I did some renders and an animation of the E4 Enceladus flyby in March. The animation is available at http://www.mmedia.is/bjj/misc/css_stuff/e4/css_enceladus_e4.avi (warning: More than 5 megabytes). It starts on March 9, 2005 at 08:53 UTC and end 30 minutes later at 09:23 UTC. The distance from Enceladus at the start and end is roughly 6000 km and the field of view is 22.5 degrees. At closest approach Cassini will be roughly 500 km from Enceladus' surface.
I also did some renders from a greater distance:



Note that the field of view varies and is different from the animation.
[EDIT 22 February 2005: Updated the animation and renderings based on T3 images and added one rendering at the top]

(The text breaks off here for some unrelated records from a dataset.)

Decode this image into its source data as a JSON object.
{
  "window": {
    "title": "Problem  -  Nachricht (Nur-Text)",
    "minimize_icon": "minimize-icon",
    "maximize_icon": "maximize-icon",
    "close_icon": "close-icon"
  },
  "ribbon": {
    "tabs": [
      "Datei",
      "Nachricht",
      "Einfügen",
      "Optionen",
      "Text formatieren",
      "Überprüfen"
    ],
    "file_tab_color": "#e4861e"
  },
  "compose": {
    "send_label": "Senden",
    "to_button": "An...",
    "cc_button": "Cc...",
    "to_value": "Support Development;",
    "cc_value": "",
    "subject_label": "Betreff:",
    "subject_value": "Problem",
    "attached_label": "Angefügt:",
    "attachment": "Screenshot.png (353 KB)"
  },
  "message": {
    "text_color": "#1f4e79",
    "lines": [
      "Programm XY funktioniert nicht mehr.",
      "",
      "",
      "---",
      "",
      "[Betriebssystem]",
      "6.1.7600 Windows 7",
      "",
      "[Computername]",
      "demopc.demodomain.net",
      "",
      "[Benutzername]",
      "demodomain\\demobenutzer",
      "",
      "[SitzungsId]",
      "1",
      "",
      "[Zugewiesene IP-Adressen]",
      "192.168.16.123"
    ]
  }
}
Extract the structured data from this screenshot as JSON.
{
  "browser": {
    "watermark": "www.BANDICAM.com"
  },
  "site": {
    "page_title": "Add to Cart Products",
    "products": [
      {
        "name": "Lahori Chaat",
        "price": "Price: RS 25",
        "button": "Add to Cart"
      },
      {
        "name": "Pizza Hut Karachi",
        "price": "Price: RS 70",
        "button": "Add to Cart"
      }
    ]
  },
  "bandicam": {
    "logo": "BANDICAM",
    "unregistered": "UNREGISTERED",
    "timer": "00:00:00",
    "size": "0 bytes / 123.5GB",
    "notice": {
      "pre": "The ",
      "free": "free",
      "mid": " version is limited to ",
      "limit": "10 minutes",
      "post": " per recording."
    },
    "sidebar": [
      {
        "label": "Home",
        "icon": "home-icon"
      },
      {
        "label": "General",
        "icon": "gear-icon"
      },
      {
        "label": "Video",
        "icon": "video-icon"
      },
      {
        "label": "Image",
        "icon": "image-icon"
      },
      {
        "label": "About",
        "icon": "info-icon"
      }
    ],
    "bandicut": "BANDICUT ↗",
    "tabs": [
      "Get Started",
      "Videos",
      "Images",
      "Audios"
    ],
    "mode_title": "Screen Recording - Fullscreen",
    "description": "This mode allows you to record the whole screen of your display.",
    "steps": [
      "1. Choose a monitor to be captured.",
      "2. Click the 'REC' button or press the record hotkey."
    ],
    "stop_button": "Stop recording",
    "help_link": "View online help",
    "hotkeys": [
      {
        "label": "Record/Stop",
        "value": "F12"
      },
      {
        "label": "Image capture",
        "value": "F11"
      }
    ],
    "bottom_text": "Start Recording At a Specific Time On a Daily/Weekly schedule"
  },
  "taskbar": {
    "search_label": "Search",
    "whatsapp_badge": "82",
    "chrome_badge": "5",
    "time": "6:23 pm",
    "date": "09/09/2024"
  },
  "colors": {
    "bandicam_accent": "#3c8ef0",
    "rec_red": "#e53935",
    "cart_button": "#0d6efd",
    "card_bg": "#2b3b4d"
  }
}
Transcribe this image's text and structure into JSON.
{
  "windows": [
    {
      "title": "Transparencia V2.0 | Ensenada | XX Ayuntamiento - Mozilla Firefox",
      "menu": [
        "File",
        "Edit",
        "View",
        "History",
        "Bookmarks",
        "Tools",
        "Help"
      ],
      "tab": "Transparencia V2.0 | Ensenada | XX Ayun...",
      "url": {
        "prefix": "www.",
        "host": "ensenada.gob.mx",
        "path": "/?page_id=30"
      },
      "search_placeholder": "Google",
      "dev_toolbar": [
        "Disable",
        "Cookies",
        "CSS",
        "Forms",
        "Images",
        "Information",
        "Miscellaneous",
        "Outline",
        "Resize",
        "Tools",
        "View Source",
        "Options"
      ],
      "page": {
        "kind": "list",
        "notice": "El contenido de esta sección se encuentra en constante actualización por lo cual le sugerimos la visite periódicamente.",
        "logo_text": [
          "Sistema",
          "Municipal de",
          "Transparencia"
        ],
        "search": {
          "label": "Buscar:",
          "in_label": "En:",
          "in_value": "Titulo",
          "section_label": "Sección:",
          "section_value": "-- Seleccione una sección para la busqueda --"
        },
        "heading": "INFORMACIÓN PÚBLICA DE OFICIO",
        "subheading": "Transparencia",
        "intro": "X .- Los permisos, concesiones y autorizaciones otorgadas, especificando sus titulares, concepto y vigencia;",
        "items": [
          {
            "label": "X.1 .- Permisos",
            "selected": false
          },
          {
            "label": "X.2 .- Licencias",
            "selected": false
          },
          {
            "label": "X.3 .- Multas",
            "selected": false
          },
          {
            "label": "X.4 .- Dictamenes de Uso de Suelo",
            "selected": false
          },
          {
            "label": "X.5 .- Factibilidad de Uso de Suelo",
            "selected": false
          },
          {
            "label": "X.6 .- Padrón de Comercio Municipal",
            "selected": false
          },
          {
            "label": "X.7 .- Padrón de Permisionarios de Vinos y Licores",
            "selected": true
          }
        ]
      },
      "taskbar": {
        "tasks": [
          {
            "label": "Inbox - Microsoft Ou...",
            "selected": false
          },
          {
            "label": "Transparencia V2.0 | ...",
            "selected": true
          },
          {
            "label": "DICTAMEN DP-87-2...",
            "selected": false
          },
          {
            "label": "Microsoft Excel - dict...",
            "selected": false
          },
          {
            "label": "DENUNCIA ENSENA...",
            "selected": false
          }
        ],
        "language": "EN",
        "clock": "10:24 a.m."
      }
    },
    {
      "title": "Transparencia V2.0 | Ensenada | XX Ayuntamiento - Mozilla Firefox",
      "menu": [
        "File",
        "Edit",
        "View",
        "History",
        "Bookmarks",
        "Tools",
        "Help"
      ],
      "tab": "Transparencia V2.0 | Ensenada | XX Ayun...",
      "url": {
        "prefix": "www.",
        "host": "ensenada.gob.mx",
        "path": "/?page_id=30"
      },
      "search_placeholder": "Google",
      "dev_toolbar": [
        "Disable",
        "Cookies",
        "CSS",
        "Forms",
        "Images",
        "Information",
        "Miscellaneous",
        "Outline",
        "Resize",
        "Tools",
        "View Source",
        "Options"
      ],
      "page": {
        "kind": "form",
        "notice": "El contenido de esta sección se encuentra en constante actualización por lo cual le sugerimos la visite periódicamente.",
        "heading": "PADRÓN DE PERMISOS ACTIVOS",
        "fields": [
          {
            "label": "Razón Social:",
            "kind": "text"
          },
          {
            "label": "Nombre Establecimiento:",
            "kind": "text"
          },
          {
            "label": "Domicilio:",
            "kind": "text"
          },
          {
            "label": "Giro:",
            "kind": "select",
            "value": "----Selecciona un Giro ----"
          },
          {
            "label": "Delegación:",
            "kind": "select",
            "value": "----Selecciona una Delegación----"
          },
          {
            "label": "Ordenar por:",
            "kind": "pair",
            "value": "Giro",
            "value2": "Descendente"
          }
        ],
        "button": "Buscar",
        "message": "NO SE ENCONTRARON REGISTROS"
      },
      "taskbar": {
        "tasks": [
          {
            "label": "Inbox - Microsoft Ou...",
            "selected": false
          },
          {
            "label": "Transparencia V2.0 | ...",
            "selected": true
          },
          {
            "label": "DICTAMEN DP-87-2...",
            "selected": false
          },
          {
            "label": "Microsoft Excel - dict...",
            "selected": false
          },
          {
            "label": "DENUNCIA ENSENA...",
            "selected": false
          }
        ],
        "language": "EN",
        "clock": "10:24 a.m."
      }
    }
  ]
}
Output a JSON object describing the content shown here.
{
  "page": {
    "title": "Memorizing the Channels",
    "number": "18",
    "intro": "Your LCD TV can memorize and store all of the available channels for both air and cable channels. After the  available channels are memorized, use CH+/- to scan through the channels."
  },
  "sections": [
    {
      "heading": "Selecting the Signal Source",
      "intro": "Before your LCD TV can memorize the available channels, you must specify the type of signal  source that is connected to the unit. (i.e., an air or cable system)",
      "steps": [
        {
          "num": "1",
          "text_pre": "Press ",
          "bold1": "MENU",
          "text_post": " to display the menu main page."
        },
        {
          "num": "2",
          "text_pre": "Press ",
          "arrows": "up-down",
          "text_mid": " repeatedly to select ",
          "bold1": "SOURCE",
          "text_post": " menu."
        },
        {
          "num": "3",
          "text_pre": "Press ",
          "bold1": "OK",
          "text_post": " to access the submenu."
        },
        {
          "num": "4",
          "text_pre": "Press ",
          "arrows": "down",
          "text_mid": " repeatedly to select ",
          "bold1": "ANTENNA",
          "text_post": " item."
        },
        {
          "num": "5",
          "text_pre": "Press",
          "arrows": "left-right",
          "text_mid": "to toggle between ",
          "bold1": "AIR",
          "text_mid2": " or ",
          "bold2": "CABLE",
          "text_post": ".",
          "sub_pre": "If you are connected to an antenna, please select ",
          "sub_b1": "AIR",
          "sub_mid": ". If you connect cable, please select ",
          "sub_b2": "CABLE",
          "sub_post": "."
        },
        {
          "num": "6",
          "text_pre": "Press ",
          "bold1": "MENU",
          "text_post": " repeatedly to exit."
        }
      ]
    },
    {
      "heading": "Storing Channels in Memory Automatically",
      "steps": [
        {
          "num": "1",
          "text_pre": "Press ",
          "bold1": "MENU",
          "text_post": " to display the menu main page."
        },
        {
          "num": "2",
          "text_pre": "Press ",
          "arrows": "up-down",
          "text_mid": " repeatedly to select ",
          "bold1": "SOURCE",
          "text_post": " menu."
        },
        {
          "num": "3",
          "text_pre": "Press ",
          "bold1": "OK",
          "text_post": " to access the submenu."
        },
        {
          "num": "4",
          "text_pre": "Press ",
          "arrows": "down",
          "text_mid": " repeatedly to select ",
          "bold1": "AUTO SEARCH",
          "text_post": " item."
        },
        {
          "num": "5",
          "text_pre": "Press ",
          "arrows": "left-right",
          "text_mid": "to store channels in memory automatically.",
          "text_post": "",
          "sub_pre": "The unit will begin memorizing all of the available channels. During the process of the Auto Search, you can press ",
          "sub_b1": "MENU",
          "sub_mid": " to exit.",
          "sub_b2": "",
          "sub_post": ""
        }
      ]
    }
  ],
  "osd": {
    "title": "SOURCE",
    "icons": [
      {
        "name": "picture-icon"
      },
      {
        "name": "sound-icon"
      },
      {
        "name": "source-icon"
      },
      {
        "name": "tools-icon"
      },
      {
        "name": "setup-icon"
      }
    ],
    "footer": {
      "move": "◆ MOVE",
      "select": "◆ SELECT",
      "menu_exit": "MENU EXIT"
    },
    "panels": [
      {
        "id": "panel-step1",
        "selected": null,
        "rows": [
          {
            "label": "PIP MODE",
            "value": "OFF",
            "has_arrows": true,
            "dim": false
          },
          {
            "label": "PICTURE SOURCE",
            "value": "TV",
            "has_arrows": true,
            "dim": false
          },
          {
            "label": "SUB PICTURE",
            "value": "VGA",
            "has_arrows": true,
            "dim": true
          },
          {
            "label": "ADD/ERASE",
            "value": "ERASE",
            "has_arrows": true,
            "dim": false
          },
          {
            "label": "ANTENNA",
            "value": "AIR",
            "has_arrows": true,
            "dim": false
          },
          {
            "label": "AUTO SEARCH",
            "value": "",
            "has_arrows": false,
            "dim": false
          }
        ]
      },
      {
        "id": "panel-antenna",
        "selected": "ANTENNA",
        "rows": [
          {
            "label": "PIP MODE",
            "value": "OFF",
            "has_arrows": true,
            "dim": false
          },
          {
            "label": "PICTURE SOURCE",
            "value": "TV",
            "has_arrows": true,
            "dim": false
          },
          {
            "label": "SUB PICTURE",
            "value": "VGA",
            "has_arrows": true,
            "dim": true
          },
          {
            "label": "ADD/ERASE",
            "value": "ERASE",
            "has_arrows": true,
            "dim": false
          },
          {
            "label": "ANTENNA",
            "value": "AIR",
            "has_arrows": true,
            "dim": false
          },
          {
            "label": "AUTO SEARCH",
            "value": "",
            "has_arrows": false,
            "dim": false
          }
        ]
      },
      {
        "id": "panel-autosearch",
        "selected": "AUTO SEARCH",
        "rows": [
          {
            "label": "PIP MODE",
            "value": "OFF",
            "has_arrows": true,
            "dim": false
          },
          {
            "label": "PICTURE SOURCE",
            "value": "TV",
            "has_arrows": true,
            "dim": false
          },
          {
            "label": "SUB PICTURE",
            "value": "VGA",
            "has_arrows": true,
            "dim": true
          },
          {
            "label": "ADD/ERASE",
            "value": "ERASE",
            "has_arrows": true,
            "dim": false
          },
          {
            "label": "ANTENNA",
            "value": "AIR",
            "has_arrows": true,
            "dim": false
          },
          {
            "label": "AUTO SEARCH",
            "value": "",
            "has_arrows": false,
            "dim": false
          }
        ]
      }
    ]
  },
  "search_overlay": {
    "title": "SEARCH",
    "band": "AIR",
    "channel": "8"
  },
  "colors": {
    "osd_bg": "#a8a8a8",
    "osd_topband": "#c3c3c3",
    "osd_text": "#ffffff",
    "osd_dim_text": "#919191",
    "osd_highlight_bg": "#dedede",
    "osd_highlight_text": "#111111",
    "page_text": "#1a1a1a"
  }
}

You know that strange line between two terrain types that appeared in the Enc. image I put together a week or so ago - is that going to be visible more closely this time around?
Doug
I haven't checked yet (!) but here is what I think is the viewing geometry for images N00026543 and N00026567:

This may be a bit inaccurate though.
And now the nitpicking department: It would be nice to always indicate which images were used for making mosaics and color composites. Also I think the T3 thread I started before the topics were rearranged should be here instead of in Cassini General.
Enceladus Map Updated!
http://laps.fsl.noaa.gov/albers/sos/sos.html
I have now updated the first message in this thread by replacing the animation and renderings with versions that include T3 data. Also I added one rendering.
The E4 flyby will be rather similar to the T3 flyby, the main difference being that this time the subspacecraft point will be south of the equator. Unfortunately the interesting-looking smooth (?) terrain to the east will not be in view near closest approach (the viewing geomtery for imaging it will be slightly better this time though).